Phenotypical Flexibility of the EGFRvIII-Positive Glioblastoma Cell Line and the Multidirectional Influence of TGFβ and EGF on These Cells—EGFRvIII Appears as a Weak Oncogene

Round 1

Reviewer 1 Report

 The authors extensively analyzed biological characteristics and phenotypes of EGFRvIII in DK-MG, which is a unique in vitro model of truncated EGFR, through various experimental techniques, even though the results were a little confusing. The manuscript properly shows logical flows of experimental details but also shows so many grammatical errors in English expressions, which need professional editing by native speakers or experts.

 

Page 2, line 64~67: poor English, difficult to understand. Please, re-write the sentences

Page 2, line 89: changed to “The in vitro senescence in glioblastoma cells is ~”

 

Page 5, line 148~153 & figure 1D: It looks like the bar graph in figure 1D was not matched for described text of DK-MG high & DK-MG extra-high sublines in manuscript. Please, check this point.

 

Figure 2A, 2B, 2D: no labels within the cell images, except 2C (Sa-beta-Gal)

 

Page 10, line 244~247: The author mentioned the cytostatic effect of TGFb was not observed in iNS in the manuscript. However, this point is not matched to Supplementary figure 2F (lower cell count of TGFb treated cells in iNS)

 

Page 13, line 319~321: This sentence is not understandable due to improper English expression.

 

Page 14, line 385~389: This sentence is not understandable due to improper English expression.

Author Response

Please see the attachment.

Author Response File: Author Response.docx

Reviewer 2 Report

This manuscript deals with the expression of EGFRvIII on glioblastoma cell line and the influence of EGF and TGFβ on the same cell line. Three glioblastoma DK-MG sublines: DK-18 MGlow, DK-MGhigh and DK-MGextra-high were tested with EGF and TGFβ.

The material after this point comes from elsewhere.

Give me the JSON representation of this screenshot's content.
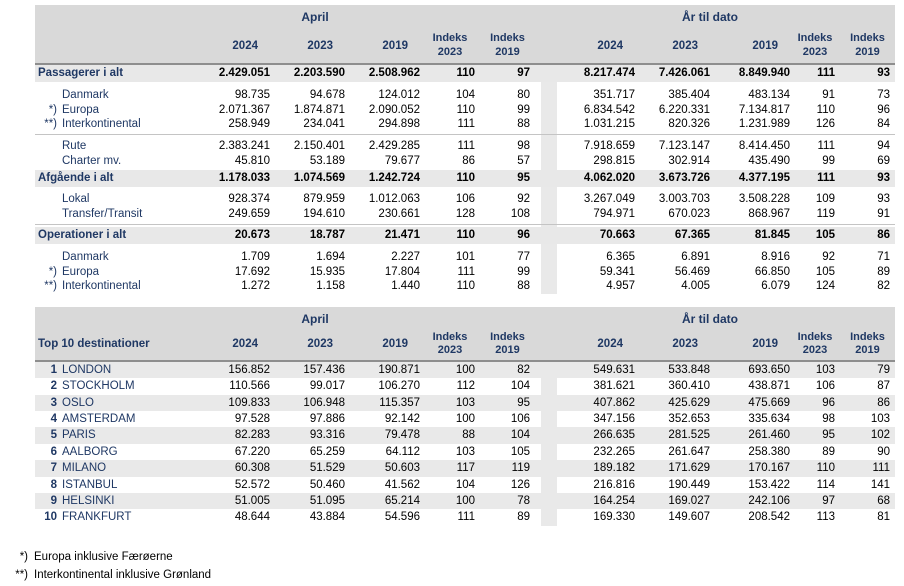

More importantly, in the abstract, it is reported that primary glioblastoma cells analysis showed elimination of EGFRvIII positive cells when exposed to EGF and a process similar to EMT after exposure to TGFβ.

The authors conclude that the role of TGFβ and EGF in EGFRvIII context may be important by its novelty and could suggest new active context-dependent pathways in cancer cells that can be targeted. Also, the importance of EGFRvIII is still uncertain, questioning CAR-T targeting this protein.

The topic is of interest as the expression of the mutant form of EGF that is the EGFRvIII can be considered a target for therapy; indeed, the expression of this mutant form is somehow debated because not all GBM cells in a given patient express this molecule. More importantly, the function of this isoform is still to be defined. Moreover, GBM cells can express at the same time the non-mutated EGFR and so the effect of EGF on these GBM cells is of great interest.

This work is mainly focused on the effect of EGF and TGFbeta1 on the cell line DK-MG and its sublines with a different percentage of EGFRvIII+ cells.

 The data regarding the primary GBM cells are reported on page 8 lines 215-219 as follows:

 “EGF effect on primary GB cells was also tested. Primary glioblastoma cells cultured in several various monolayer conditions showed gradual increase in the percentage of senescent cells with every passage. It was presented several times that 3D conditions protect most efficiently GB cells against in vitro senescence [25].”

 Unfortunately, I cannot find any characterization of these primary cell lines, expression of  EGFRvIII+  and effect of EGF or TGFbeta1 in this manuscript. Probably this portion of the paper has been deleted or forgotten.

I think this is essential to further understand the relevance of EGFRvIII+. In our experimental experience, we did not find a good expression of EGFRvIII+ on primary GBM cells. Also, at very early passage of culture and with cells able to well proliferate to EGF. Actually, I do not think that EGFRvIII+ is relevant in the biology of GBM cells. So, I consider of great interest the analysis performed by the authors. But, in this present form it is limited to DK-MG sublines and the conclusion I can get from the data shown is simply that the EGFRvIII is not so essential. Also, the EGFRvIII expression can influence the biology and response to growth and differentiating factors of a single subline.

 In other words, the data regarding the effects found should be analysed on primary GBM cells, otherwise the manuscript is really limited to the data shown on a single subline of GBM. Also, the EGFRvIII+ cells in primary GBM should be studied to reinforce the data obtained with the single cell line analysed.

Furthermore, the silencing of EGFR can be obtained perhaps and see the function of the EGFRvIII+ cells.

Author Response

Please see the attachment.

Author Response File: Author Response.docx

Round 2

Reviewer 2 Report

The authors have replied to reviewer's query. The manuscript can be endorsed for publication.